For the record: Product Liability and in particular, the strict liability variant, is a legal concept to express an idea that the societal cost of harm caused by "endless shoddiness" should be bourne by the manufacturer and all the downstream sellers, and that the way to inspire this is to make the bar so low for plaintiffs that all they have to prove is harm, not negligence.
Software, as I said, does not have this idea. Nearly all software is purchased on the basis of a revocable user license where the user has no remedy of refund for defect and no remedy for harms resulting from use. Caveat Emptor.
Despite some comments that Manooj didn't research this article, its not a myth that lots of companies spent lots of consulting dollars inspecting each technology possessed in search of this one defect. Companies paid attention both to their cost estimates as to what the defect would cost to: detect, fix, and not fix.

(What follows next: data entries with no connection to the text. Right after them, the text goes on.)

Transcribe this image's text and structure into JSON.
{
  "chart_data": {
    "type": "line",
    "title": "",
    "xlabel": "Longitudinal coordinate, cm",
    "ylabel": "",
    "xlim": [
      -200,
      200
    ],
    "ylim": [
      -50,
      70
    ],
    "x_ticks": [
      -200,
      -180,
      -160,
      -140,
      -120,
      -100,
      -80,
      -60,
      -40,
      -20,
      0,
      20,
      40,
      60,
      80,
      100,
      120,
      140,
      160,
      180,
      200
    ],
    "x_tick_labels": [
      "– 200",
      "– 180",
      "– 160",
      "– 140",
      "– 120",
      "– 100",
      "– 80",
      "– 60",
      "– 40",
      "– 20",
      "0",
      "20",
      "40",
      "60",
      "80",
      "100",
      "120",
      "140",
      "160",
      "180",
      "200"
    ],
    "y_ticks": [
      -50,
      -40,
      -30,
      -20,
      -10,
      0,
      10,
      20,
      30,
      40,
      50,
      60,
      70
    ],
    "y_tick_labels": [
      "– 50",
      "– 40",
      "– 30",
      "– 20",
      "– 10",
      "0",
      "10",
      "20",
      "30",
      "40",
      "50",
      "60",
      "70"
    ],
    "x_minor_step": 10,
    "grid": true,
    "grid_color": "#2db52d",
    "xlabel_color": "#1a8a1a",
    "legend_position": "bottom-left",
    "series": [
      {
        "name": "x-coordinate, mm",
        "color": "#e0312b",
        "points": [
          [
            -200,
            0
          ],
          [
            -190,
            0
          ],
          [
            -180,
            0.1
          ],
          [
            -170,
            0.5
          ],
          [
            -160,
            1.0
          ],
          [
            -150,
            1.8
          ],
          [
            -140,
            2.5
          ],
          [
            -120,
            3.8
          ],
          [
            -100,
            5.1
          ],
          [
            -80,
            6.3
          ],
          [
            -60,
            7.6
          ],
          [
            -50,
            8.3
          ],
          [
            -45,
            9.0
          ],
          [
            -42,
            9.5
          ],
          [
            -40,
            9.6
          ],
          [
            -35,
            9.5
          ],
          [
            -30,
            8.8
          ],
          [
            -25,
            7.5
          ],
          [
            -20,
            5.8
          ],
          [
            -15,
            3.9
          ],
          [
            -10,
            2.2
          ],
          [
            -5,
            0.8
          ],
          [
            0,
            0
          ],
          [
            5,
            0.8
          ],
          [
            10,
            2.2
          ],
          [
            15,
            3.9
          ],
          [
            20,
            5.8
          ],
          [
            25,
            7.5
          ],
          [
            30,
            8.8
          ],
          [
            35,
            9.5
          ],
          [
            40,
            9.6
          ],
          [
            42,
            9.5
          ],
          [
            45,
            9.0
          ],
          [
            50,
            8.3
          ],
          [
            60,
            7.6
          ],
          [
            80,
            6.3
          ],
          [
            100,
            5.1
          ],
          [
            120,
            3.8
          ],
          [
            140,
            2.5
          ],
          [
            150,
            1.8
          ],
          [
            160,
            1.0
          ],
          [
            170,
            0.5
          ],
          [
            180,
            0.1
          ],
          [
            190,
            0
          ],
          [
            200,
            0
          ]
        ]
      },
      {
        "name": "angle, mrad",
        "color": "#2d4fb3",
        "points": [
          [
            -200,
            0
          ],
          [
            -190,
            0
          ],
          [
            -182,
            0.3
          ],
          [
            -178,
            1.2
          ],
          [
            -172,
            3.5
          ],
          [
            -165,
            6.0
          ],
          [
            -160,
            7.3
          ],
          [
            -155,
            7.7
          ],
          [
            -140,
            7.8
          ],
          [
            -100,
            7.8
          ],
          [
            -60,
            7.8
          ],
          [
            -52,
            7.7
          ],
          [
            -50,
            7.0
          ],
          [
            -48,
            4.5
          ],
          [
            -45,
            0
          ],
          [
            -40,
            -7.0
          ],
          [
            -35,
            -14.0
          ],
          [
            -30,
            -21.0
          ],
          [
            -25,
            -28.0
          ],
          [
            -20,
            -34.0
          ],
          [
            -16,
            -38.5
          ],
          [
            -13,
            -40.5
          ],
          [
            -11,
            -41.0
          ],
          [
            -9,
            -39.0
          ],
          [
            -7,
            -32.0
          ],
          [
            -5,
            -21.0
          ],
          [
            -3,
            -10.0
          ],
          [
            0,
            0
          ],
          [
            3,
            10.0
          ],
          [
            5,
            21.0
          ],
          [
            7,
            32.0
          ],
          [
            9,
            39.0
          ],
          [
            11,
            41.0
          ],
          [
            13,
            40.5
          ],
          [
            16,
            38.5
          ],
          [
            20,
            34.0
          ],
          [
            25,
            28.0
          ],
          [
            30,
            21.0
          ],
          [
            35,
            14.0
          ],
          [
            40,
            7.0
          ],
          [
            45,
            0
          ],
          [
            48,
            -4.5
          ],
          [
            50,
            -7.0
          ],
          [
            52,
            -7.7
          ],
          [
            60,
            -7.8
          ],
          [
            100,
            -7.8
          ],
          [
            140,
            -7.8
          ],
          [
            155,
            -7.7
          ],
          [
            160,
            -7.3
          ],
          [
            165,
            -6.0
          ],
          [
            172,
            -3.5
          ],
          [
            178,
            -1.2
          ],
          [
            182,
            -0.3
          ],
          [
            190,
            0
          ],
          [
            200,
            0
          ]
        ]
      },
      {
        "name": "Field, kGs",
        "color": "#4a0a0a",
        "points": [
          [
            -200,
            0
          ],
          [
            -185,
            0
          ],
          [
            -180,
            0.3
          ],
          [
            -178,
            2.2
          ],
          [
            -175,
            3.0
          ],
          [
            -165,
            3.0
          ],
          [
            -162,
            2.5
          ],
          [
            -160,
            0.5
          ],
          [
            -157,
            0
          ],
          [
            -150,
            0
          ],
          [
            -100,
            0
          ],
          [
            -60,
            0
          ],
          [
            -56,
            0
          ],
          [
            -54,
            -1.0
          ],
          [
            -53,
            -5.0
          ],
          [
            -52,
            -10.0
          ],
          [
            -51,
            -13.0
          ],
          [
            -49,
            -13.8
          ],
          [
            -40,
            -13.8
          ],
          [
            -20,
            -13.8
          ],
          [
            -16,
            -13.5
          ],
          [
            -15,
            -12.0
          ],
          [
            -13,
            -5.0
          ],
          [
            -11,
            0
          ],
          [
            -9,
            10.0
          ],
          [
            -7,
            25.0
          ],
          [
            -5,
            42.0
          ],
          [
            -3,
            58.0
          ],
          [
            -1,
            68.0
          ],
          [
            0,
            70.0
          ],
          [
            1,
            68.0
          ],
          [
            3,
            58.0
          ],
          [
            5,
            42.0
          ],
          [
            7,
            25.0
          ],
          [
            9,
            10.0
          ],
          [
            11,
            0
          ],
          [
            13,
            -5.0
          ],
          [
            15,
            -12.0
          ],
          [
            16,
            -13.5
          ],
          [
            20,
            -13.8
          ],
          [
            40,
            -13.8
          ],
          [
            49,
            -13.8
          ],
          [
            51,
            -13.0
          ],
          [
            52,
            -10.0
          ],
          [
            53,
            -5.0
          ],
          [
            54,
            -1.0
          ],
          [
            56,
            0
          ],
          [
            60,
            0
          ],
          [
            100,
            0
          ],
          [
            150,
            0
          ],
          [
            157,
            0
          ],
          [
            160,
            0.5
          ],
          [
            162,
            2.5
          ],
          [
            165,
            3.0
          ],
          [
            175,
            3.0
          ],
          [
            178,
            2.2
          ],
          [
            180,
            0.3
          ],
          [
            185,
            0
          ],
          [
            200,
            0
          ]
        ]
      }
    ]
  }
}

Sadly, Y2K did not result in a major disaster causing a massive cost to society. If it had, then software makers would have been required to write software that actually works and is not buggy. Practices like weekly patches distrubuted through the internet would have been replaced by crippling lawsuits and bankruptcies forcing software makes to not release software unless it was bug free to begin with. That possibly would have stopped offshoring, it certainly would have prevented Windows Vista.
More importantly, it would have created a revolution computer science. Programing, unlike legitimate forms of engineering like civil, chemical, electrical, mechanical, etc. suffers from a very low level of discipline such that ludicrious ideas are given legitimacy like Open Source "if we let anybody write whatever code they want, good code will eventually emerge, because what members of the public really want to do is scrutinize details to get it just right" and basic things like scheduling, revision management, communicating in teams, and quality inspections remain very very very elusive despite decades of industry experience.